Connecting state and local government leaders
Utah is the latest to recognize decentralized autonomous organizations as legal entities, as state leaders wrestle with the future of smart contracts and corporate governance.
As states slowly embrace decentralized autonomous organizations as a new method of corporate governance and reckon with the potential impacts of blockchain technology, a handful are on a path to legally recognizing DAOs.
The Utah State Legislature passed a bill earlier this month to provide DAOs with legal recognition and limited liability, calling them “Utah LLDs,” similar to limited liability companies (LLCs), which is how private companies are traditionally structured in the United States. The bill now heads to Republican Gov. Spencer Cox for his signature or veto.
Favored by fans of cryptocurrency, DAOs do not have a central authority like traditional businesses, which are typically governed by a board of directors and C-level executives who are responsible for decisions. Instead, power is distributed to individual members of the DAO—who own digital tokens to be participants and who make decisions and cast votes as a collective. DAOs have been hailed as a more bottom-up, democratic method of corporate governance.
All votes and activity of a DAO are posted on a blockchain and so are publicly viewable. DAOs have been formed to streamline cryptocurrency transactions, but they can also facilitate smart contracts and other decentralized business decisions.
Utah would be one of a small minority of states so far to recognize DAOs as legal entities. Vermont was the first to do so in 2018, when lawmakers created a specialized entity known as a “blockchain-based limited liability company.” Then Wyoming and Tennessee followed suit with regulations of their own to accommodate DAOs in business law.
Meanwhile, New Hampshire’s Commission on Cryptocurrencies and Digital Assets recommended in its own report this year that the state offer limited liability protections to DAOs.
The embrace of DAOs from Utah lawmakers comes as states look at the possibilities of blockchain and how to attract businesses that take advantage of the technology.
“State governments are still in the early educational stages of learning about blockchain,” said Miles Fuller, head of government solutions at tax compliance software company TaxBit. “You have some people, particularly state legislatures, that see this as the wave of the future, a technological infrastructure that can be very beneficial to society.”
Fuller added that states are less concerned about blockchain’s use for cryptocurrency and more about “how the technology can become the backbone for better transparency and less friction in transactions between people and at the state level.”
Other states interested in blockchain’s potential are also exploring the potential of DAOs. In its report on the technology last year, the Texas Work Group on Blockchain Matters called on the state legislature to avoid crafting entity-specific laws for DAOs, so as to recognize the “significant flexibility” of DAOs and not reduce the entity options available to them.

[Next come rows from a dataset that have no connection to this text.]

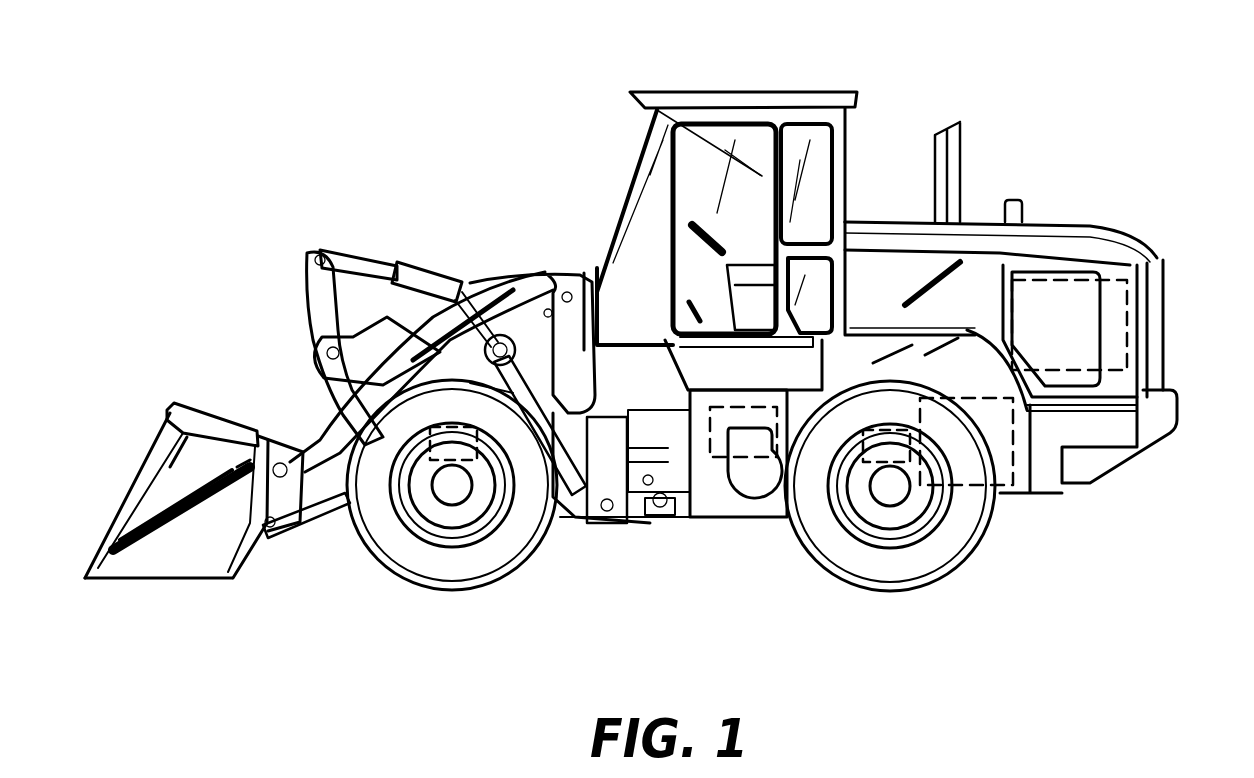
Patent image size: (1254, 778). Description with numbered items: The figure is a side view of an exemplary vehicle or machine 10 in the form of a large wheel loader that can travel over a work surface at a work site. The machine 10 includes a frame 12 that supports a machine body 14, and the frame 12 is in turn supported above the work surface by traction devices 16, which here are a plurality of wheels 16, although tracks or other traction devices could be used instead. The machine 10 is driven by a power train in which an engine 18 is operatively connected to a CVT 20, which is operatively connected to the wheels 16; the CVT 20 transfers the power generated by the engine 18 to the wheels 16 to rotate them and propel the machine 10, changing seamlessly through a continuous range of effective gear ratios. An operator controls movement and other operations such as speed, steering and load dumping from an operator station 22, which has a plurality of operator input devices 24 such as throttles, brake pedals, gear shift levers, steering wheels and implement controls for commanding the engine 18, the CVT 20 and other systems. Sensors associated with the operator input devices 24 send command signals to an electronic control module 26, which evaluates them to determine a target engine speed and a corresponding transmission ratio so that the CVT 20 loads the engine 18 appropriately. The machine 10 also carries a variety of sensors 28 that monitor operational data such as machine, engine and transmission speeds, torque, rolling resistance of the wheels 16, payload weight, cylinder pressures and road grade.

The machine 10 is at (360, 116).
The frame 12 is at (1108, 468).
The machine body 14 is at (1035, 248).
The traction devices 16 is at (535, 547).
The engine 18 is at (1133, 330).
The CVT 20 is at (1008, 497).
The operator station 22 is at (649, 94).
The operator input devices 24 is at (686, 306).
The electronic control module (ECM) 26 is at (742, 462).
The sensors 28 is at (453, 462).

In an interview at the time, Carla Reyes, the work group’s chair, said DAOs could “flatten the governance structure” and make production more profitable for the people involved. For example, it could help incentivize artists, who traditionally have had low returns on their investment, she said.
A Wyoming DAO known as American CryptoFed, the first to be legally recognized in the state and the nation, hit an obstacle earlier this year when it became the subject of an enforcement action by the Securities and Exchange Commission after it tried to register its two tokens. Company officials reportedly said they are not concerned about the SEC’s action.

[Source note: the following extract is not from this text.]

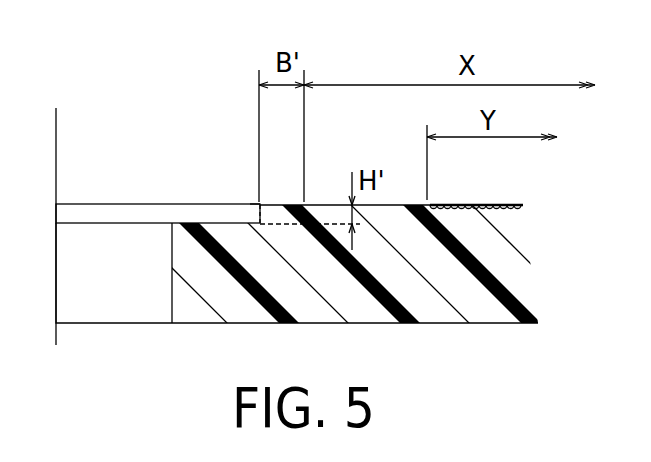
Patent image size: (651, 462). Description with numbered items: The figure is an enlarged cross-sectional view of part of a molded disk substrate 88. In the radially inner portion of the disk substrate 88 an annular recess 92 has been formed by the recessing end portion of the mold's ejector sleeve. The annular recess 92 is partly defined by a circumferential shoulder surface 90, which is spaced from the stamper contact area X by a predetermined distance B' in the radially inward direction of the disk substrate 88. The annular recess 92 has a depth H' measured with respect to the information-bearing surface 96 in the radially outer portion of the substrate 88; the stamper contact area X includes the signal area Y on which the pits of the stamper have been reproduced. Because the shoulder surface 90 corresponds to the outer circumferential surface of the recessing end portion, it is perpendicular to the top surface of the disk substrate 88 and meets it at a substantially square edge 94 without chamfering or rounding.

Interestingly, Wyoming was the first state to enact a law creating LLCs, when it did so in 1977 based on plans designed by the Hamilton Brothers Oil Company. LLCs were slow to catch on nationwide due to questions from the IRS over how they would be treated in federal tax law. By 1996, every state had its own LLC law.

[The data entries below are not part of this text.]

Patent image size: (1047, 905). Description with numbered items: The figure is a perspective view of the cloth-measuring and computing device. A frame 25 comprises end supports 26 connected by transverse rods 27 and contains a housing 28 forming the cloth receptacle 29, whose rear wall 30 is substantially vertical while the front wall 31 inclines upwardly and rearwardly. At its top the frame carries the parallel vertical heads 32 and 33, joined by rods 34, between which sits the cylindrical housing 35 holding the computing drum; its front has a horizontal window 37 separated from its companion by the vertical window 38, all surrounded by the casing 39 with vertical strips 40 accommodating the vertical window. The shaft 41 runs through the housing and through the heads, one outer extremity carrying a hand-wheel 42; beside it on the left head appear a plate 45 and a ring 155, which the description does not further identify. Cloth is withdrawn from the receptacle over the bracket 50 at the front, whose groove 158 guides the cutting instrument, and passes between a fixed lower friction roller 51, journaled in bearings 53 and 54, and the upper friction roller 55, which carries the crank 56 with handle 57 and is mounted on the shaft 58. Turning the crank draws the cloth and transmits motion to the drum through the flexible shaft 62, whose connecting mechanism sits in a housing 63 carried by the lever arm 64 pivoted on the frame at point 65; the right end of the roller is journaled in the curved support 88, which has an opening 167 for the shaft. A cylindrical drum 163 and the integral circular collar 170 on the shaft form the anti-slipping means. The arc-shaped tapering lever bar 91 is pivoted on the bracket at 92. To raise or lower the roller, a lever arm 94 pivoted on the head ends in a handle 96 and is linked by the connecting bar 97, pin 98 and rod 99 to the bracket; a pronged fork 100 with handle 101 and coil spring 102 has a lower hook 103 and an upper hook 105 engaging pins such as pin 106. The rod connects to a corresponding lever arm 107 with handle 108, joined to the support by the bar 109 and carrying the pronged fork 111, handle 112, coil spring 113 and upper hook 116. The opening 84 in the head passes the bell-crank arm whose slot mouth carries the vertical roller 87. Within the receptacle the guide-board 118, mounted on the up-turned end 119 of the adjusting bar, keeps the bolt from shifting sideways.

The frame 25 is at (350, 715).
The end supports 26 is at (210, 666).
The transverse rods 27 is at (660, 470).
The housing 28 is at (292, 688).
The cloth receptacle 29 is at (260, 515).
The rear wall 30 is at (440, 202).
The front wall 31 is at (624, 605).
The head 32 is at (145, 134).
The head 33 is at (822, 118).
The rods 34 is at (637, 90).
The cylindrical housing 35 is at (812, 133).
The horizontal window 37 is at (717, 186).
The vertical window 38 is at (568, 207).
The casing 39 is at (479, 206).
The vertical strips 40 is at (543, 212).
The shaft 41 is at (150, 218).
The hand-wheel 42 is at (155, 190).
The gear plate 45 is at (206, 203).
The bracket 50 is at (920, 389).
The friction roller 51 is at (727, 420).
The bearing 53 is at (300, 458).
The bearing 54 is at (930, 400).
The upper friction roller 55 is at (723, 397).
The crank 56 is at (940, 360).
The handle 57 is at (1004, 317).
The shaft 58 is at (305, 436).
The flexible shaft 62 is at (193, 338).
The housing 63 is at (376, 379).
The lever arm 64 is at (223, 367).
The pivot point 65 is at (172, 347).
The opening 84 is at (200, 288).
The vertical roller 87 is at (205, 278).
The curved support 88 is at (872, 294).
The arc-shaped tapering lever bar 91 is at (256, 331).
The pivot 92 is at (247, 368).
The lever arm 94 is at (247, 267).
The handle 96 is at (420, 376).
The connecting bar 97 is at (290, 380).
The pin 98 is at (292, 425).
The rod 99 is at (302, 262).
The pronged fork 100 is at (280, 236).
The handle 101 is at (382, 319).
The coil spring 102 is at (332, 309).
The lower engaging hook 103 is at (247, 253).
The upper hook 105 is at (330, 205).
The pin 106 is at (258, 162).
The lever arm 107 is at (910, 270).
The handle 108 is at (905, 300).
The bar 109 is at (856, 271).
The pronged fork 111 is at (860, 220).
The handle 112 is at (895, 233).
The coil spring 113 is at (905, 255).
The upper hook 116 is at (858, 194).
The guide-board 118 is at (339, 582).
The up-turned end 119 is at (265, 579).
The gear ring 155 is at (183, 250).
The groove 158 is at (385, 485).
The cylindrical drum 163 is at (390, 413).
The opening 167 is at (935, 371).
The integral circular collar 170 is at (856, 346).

Fuller said the growth of DAOs at the state level is moving faster than the expansion of LLCs did, partly because the blockchain technology that underpins DAOs is a “shiny object” that legislators believe could have “powerful value.” He also noted that lawmakers may see DAOs’ structure as aligning with the “evolving cultural values for our citizenry that they want more engagement directly with management” and more transparent corporate decision-making.